*Names in bold indicate Presenter
The magnitude of the external validity bias in actual studies is an open question. To estimate the bias, Bell et al. (2012) used methods similar to those used in “design replication” studies—studies that estimate the internal validity bias from non-experimental methods. While based on impact estimates for a single education program, the magnitude of the estimated external validity bias, roughly 0.10 standard deviations, is as large as the internal validity bias that would arise from a relatively naïve impact estimation model. This suggests that research on how to reduce the bias would be useful.
In this paper, we investigate methods for reducing the external validity bias due to purposive site selection. The methods we test are appropriate for evaluations that have already been conducted and are based on established procedures for handling selection bias and missing data in surveys and observational studies. These methods include post-stratification, regression, and propensity score-based strategies, where the “propensity score” in this case models the probability of being in the evaluation. We investigate the performance of these approaches when a limited set of site characteristics is available to use in these adjustments and when a larger set of variables is available, since the performance of the methods is expected to depend on the extent to which the variables associated with treatment effects and selection into the purposive sample are observed.

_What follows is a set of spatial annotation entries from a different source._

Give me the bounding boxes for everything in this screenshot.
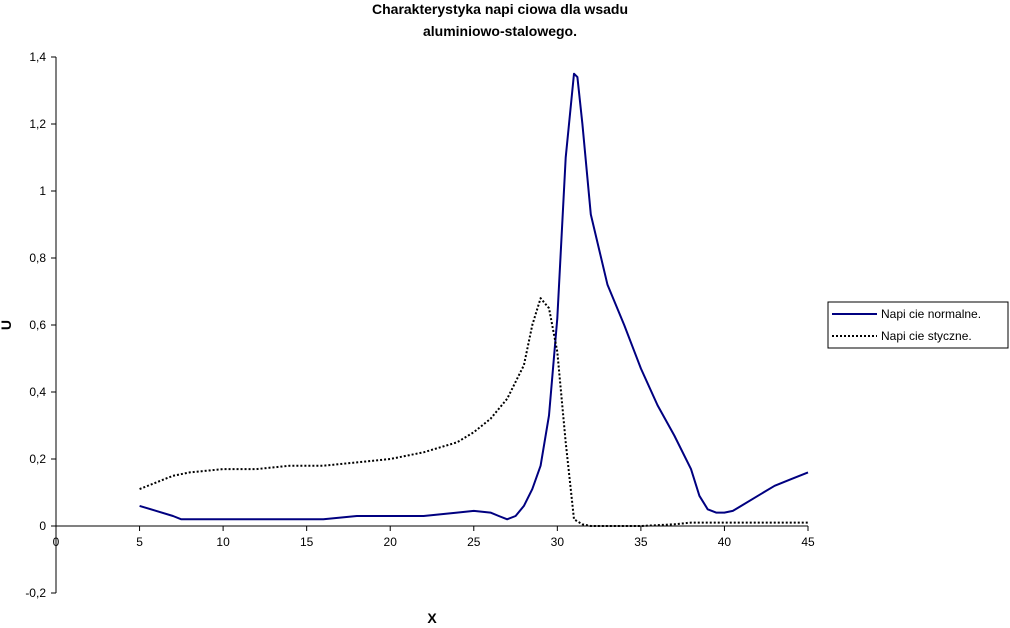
legend: Napi cie normalne. Napi cie styczne. bbox=[827, 301, 1009, 349]
y-tick-label: 0 bbox=[39, 519, 46, 533]
series-line-0 bbox=[139, 72, 809, 521]
y-tick-label: 0,8 bbox=[29, 251, 46, 265]
series-lines bbox=[139, 72, 809, 527]
x-axis-title: X bbox=[427, 610, 437, 626]
y-tick-labels: -0,2 0 0,2 0,4 0,6 0,8 1 1,2 1,4 bbox=[25, 50, 46, 600]
x-tick-label: 25 bbox=[467, 535, 481, 549]
x-tick-label: 45 bbox=[801, 535, 815, 549]
x-tick-label: 15 bbox=[300, 535, 314, 549]
x-tick-label: 20 bbox=[384, 535, 398, 549]
x-tick-label: 30 bbox=[551, 535, 565, 549]
y-tick-label: 1,2 bbox=[29, 117, 46, 131]
y-tick-label: 0,6 bbox=[29, 318, 46, 332]
legend-box bbox=[827, 301, 1009, 349]
series-line-1 bbox=[139, 297, 808, 527]
y-tick-label: 1,4 bbox=[29, 50, 46, 64]
chart-title-line-2: aluminiowo-stalowego. bbox=[423, 23, 577, 39]
x-tick-label: 0 bbox=[53, 535, 60, 549]
x-tick-label: 35 bbox=[634, 535, 648, 549]
chart-title: Charakterystyka napi ciowa dla wsadu alu… bbox=[372, 1, 628, 39]
x-tick-label: 40 bbox=[718, 535, 732, 549]
x-tick-label: 5 bbox=[136, 535, 143, 549]
axes bbox=[51, 56, 809, 594]
y-tick-label: -0,2 bbox=[25, 586, 46, 600]
x-tick-label: 10 bbox=[216, 535, 230, 549]
x-tick-labels: 0 5 10 15 20 25 30 35 40 45 bbox=[53, 535, 815, 549]
y-tick-label: 0,4 bbox=[29, 385, 46, 399]
chart-title-line-1: Charakterystyka napi ciowa dla wsadu bbox=[372, 1, 628, 17]
legend-label-styczne: Napi cie styczne. bbox=[881, 329, 972, 343]
y-axis-title: U bbox=[0, 320, 14, 330]
y-tick-label: 1 bbox=[39, 184, 46, 198]
legend-label-normalne: Napi cie normalne. bbox=[881, 307, 981, 321]
y-tick-label: 0,2 bbox=[29, 452, 46, 466]
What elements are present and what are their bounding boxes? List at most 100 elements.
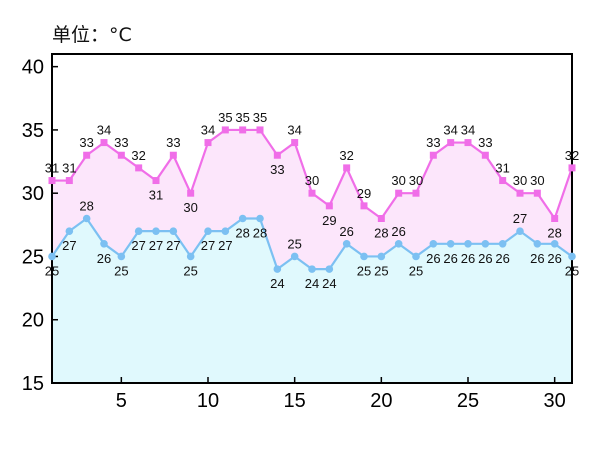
high-point (516, 189, 524, 197)
low-point (412, 252, 420, 261)
low-point (498, 240, 507, 248)
low-data-label: 26 (339, 224, 353, 239)
low-point (360, 252, 368, 261)
y-tick-label: 20 (22, 310, 44, 332)
low-data-label: 26 (530, 251, 544, 266)
high-data-label: 30 (305, 173, 319, 188)
low-data-label: 27 (513, 211, 527, 226)
high-point (100, 139, 108, 147)
high-data-label: 29 (322, 213, 336, 228)
high-point (308, 189, 316, 197)
low-data-label: 27 (218, 238, 232, 253)
high-data-label: 30 (409, 173, 423, 188)
high-point (152, 177, 160, 185)
high-data-label: 35 (235, 110, 249, 125)
high-data-label: 33 (166, 135, 180, 150)
low-point (169, 227, 178, 235)
low-point (152, 227, 160, 235)
high-point (551, 215, 559, 222)
low-data-label: 25 (114, 263, 128, 278)
low-data-label: 26 (97, 251, 111, 266)
x-tick-label: 5 (116, 390, 127, 412)
high-data-label: 31 (149, 188, 163, 203)
low-data-label: 26 (495, 251, 509, 266)
low-point (238, 214, 247, 223)
y-tick-label: 40 (22, 57, 44, 79)
high-point (481, 151, 489, 159)
low-point (273, 265, 282, 273)
high-point (48, 177, 56, 185)
x-tick-label: 10 (197, 390, 219, 412)
low-point (65, 227, 74, 235)
low-data-label: 28 (235, 226, 249, 241)
high-band-area (52, 129, 572, 270)
high-data-label: 30 (530, 173, 544, 188)
high-point (273, 151, 281, 159)
high-data-label: 34 (287, 123, 301, 138)
high-data-label: 30 (183, 200, 197, 215)
low-point (429, 240, 438, 248)
low-data-label: 25 (409, 263, 423, 278)
y-tick-label: 15 (22, 373, 44, 395)
low-point (394, 240, 403, 248)
low-point (446, 240, 455, 248)
high-data-label: 30 (391, 173, 405, 188)
low-point (325, 265, 334, 273)
high-point (83, 151, 91, 159)
high-data-label: 32 (565, 148, 579, 163)
low-data-label: 28 (79, 199, 93, 214)
high-data-label: 29 (357, 186, 371, 201)
high-data-label: 30 (513, 173, 527, 188)
high-data-label: 28 (547, 226, 561, 241)
high-point (360, 202, 368, 210)
low-point (221, 227, 230, 235)
low-point (204, 227, 212, 235)
high-data-label: 35 (218, 110, 232, 125)
plot-frame (51, 53, 573, 384)
high-point (169, 151, 177, 159)
low-point (308, 265, 316, 273)
high-point (447, 139, 455, 147)
high-point (117, 151, 125, 159)
high-data-label: 33 (478, 135, 492, 150)
high-point (65, 177, 73, 185)
low-data-label: 24 (305, 276, 319, 291)
high-data-label: 34 (97, 123, 111, 138)
high-point (429, 151, 437, 159)
high-point (239, 126, 247, 134)
high-point (568, 164, 576, 172)
low-point (377, 252, 386, 261)
y-tick-label: 25 (22, 246, 44, 268)
low-data-label: 26 (391, 224, 405, 239)
high-data-label: 33 (114, 135, 128, 150)
high-data-label: 33 (79, 135, 93, 150)
low-data-label: 26 (461, 251, 475, 266)
low-point (533, 240, 542, 248)
low-point (100, 240, 108, 248)
low-data-label: 26 (443, 251, 457, 266)
low-data-label: 26 (426, 251, 440, 266)
high-data-label: 28 (374, 226, 388, 241)
low-point (464, 240, 472, 248)
high-data-label: 33 (270, 162, 284, 177)
low-data-label: 24 (270, 276, 284, 291)
high-point (204, 139, 212, 147)
x-tick-label: 30 (544, 390, 566, 412)
high-data-label: 32 (339, 148, 353, 163)
high-data-label: 31 (495, 161, 509, 176)
high-point (533, 189, 541, 197)
high-point (291, 139, 299, 147)
low-data-label: 26 (478, 251, 492, 266)
low-data-label: 26 (547, 251, 561, 266)
high-point (464, 139, 472, 147)
x-tick-label: 20 (370, 390, 392, 412)
high-point (377, 215, 385, 222)
high-data-label: 31 (45, 161, 59, 176)
high-data-label: 35 (253, 110, 267, 125)
x-tick-label: 15 (284, 390, 306, 412)
low-point (290, 252, 299, 261)
high-data-label: 33 (426, 135, 440, 150)
low-data-label: 25 (357, 263, 371, 278)
low-data-label: 27 (131, 238, 145, 253)
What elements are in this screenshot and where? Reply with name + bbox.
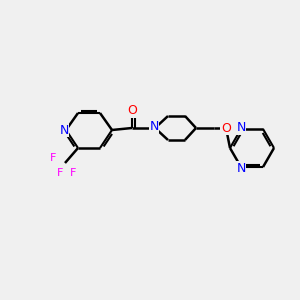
Text: F: F	[70, 168, 76, 178]
Text: N: N	[236, 122, 246, 134]
Text: F: F	[50, 153, 56, 163]
Text: O: O	[127, 104, 137, 118]
Text: N: N	[149, 121, 159, 134]
Text: N: N	[59, 124, 69, 136]
Text: O: O	[221, 122, 231, 134]
Text: N: N	[236, 162, 246, 175]
Text: F: F	[57, 168, 63, 178]
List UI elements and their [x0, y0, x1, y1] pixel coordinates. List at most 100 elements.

For these investigations we take advantage of a unique data source collected by Abt Associates for an evaluation of Reading First and used to estimate external validity bias in Bell et al. (2012). The data include student-level longitudinal data for all school districts in 9 states; we also have collected lists of school districts that participated in 11 IES-funded impact evaluations that each selected a purposive sample. These data allow us to estimate impacts for all districts in the 9 states and in the subset of these districts that were included in one or more of the purposive samples. In this work we use the statistical methods listed above to adjust the impact estimates based on the purposively selected sites and assess how much closer the resulting impact estimates are to the true population impacts.